На босяков многие смотрят как на воров и злодеев. Конечно, все они воришки. Но на крупную самостоятельную кражу босяк неспособен. Он ленив и труслив. Он в воровском деле может исполнять только второстепенную роль – стражника, шпиона. Настоящий вор презирает босяка.

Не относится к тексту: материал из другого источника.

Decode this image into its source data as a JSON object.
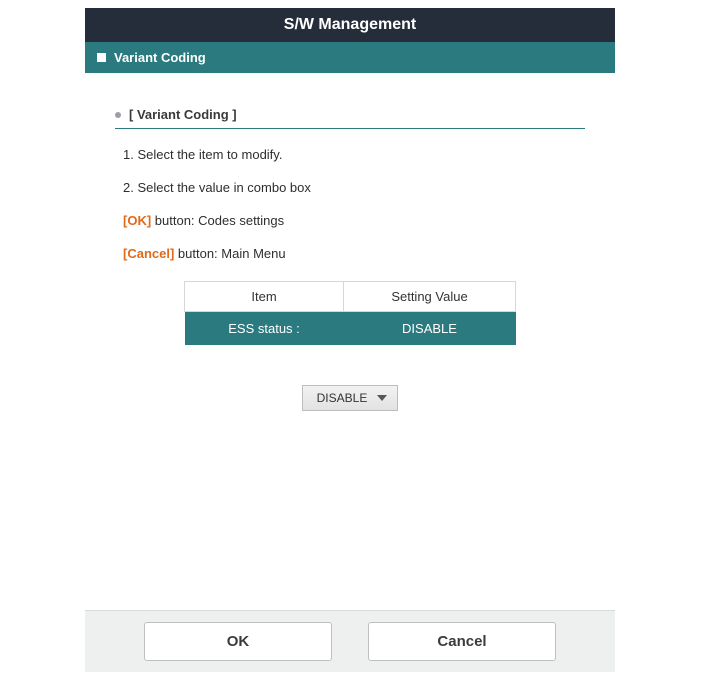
{
  "header": {
    "title": "S/W Management",
    "subheader": "Variant Coding"
  },
  "section": {
    "title": "[ Variant Coding ]"
  },
  "instructions": {
    "line1": "1. Select the item to modify.",
    "line2": "2. Select the value in combo box",
    "ok_label": "[OK]",
    "ok_text": " button: Codes settings",
    "cancel_label": "[Cancel]",
    "cancel_text": " button: Main Menu"
  },
  "table": {
    "headers": {
      "item": "Item",
      "value": "Setting Value"
    },
    "row": {
      "item": "ESS status :",
      "value": "DISABLE"
    }
  },
  "combo": {
    "selected": "DISABLE"
  },
  "buttons": {
    "ok": "OK",
    "cancel": "Cancel"
  }
}
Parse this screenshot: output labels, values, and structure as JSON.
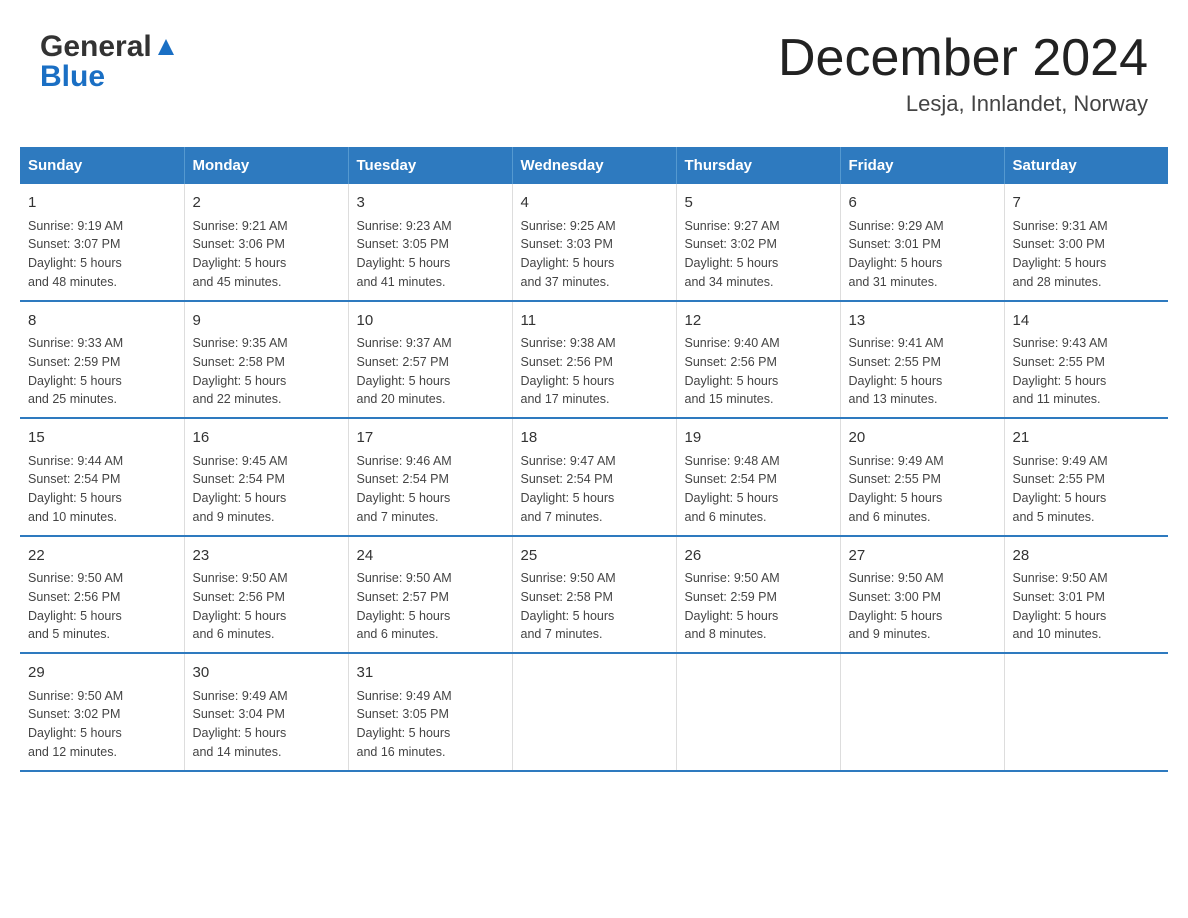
{
  "header": {
    "logo_general": "General",
    "logo_blue": "Blue",
    "month_year": "December 2024",
    "location": "Lesja, Innlandet, Norway"
  },
  "calendar": {
    "days_of_week": [
      "Sunday",
      "Monday",
      "Tuesday",
      "Wednesday",
      "Thursday",
      "Friday",
      "Saturday"
    ],
    "weeks": [
      [
        {
          "day": "1",
          "info": "Sunrise: 9:19 AM\nSunset: 3:07 PM\nDaylight: 5 hours\nand 48 minutes."
        },
        {
          "day": "2",
          "info": "Sunrise: 9:21 AM\nSunset: 3:06 PM\nDaylight: 5 hours\nand 45 minutes."
        },
        {
          "day": "3",
          "info": "Sunrise: 9:23 AM\nSunset: 3:05 PM\nDaylight: 5 hours\nand 41 minutes."
        },
        {
          "day": "4",
          "info": "Sunrise: 9:25 AM\nSunset: 3:03 PM\nDaylight: 5 hours\nand 37 minutes."
        },
        {
          "day": "5",
          "info": "Sunrise: 9:27 AM\nSunset: 3:02 PM\nDaylight: 5 hours\nand 34 minutes."
        },
        {
          "day": "6",
          "info": "Sunrise: 9:29 AM\nSunset: 3:01 PM\nDaylight: 5 hours\nand 31 minutes."
        },
        {
          "day": "7",
          "info": "Sunrise: 9:31 AM\nSunset: 3:00 PM\nDaylight: 5 hours\nand 28 minutes."
        }
      ],
      [
        {
          "day": "8",
          "info": "Sunrise: 9:33 AM\nSunset: 2:59 PM\nDaylight: 5 hours\nand 25 minutes."
        },
        {
          "day": "9",
          "info": "Sunrise: 9:35 AM\nSunset: 2:58 PM\nDaylight: 5 hours\nand 22 minutes."
        },
        {
          "day": "10",
          "info": "Sunrise: 9:37 AM\nSunset: 2:57 PM\nDaylight: 5 hours\nand 20 minutes."
        },
        {
          "day": "11",
          "info": "Sunrise: 9:38 AM\nSunset: 2:56 PM\nDaylight: 5 hours\nand 17 minutes."
        },
        {
          "day": "12",
          "info": "Sunrise: 9:40 AM\nSunset: 2:56 PM\nDaylight: 5 hours\nand 15 minutes."
        },
        {
          "day": "13",
          "info": "Sunrise: 9:41 AM\nSunset: 2:55 PM\nDaylight: 5 hours\nand 13 minutes."
        },
        {
          "day": "14",
          "info": "Sunrise: 9:43 AM\nSunset: 2:55 PM\nDaylight: 5 hours\nand 11 minutes."
        }
      ],
      [
        {
          "day": "15",
          "info": "Sunrise: 9:44 AM\nSunset: 2:54 PM\nDaylight: 5 hours\nand 10 minutes."
        },
        {
          "day": "16",
          "info": "Sunrise: 9:45 AM\nSunset: 2:54 PM\nDaylight: 5 hours\nand 9 minutes."
        },
        {
          "day": "17",
          "info": "Sunrise: 9:46 AM\nSunset: 2:54 PM\nDaylight: 5 hours\nand 7 minutes."
        },
        {
          "day": "18",
          "info": "Sunrise: 9:47 AM\nSunset: 2:54 PM\nDaylight: 5 hours\nand 7 minutes."
        },
        {
          "day": "19",
          "info": "Sunrise: 9:48 AM\nSunset: 2:54 PM\nDaylight: 5 hours\nand 6 minutes."
        },
        {
          "day": "20",
          "info": "Sunrise: 9:49 AM\nSunset: 2:55 PM\nDaylight: 5 hours\nand 6 minutes."
        },
        {
          "day": "21",
          "info": "Sunrise: 9:49 AM\nSunset: 2:55 PM\nDaylight: 5 hours\nand 5 minutes."
        }
      ],
      [
        {
          "day": "22",
          "info": "Sunrise: 9:50 AM\nSunset: 2:56 PM\nDaylight: 5 hours\nand 5 minutes."
        },
        {
          "day": "23",
          "info": "Sunrise: 9:50 AM\nSunset: 2:56 PM\nDaylight: 5 hours\nand 6 minutes."
        },
        {
          "day": "24",
          "info": "Sunrise: 9:50 AM\nSunset: 2:57 PM\nDaylight: 5 hours\nand 6 minutes."
        },
        {
          "day": "25",
          "info": "Sunrise: 9:50 AM\nSunset: 2:58 PM\nDaylight: 5 hours\nand 7 minutes."
        },
        {
          "day": "26",
          "info": "Sunrise: 9:50 AM\nSunset: 2:59 PM\nDaylight: 5 hours\nand 8 minutes."
        },
        {
          "day": "27",
          "info": "Sunrise: 9:50 AM\nSunset: 3:00 PM\nDaylight: 5 hours\nand 9 minutes."
        },
        {
          "day": "28",
          "info": "Sunrise: 9:50 AM\nSunset: 3:01 PM\nDaylight: 5 hours\nand 10 minutes."
        }
      ],
      [
        {
          "day": "29",
          "info": "Sunrise: 9:50 AM\nSunset: 3:02 PM\nDaylight: 5 hours\nand 12 minutes."
        },
        {
          "day": "30",
          "info": "Sunrise: 9:49 AM\nSunset: 3:04 PM\nDaylight: 5 hours\nand 14 minutes."
        },
        {
          "day": "31",
          "info": "Sunrise: 9:49 AM\nSunset: 3:05 PM\nDaylight: 5 hours\nand 16 minutes."
        },
        {
          "day": "",
          "info": ""
        },
        {
          "day": "",
          "info": ""
        },
        {
          "day": "",
          "info": ""
        },
        {
          "day": "",
          "info": ""
        }
      ]
    ]
  }
}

Он, более или менее, хорошо обставлен, имеет квартиру, семью, одет, водит хлеб-соль с людьми. Босяк – отверженное существо и, по странному свойству человеческой натуры, гордится этим и, во всяком случае, не стыдится своего босяцкого состояния. Если вора и грабителя можно сравнить с волком, то босяка – с гиеной.

– Начнись общественная смута, – сказал мне в виде предположения один писатель-публицист, – и эти ваши «типы Царского сада» могут сыграть ужасную роль…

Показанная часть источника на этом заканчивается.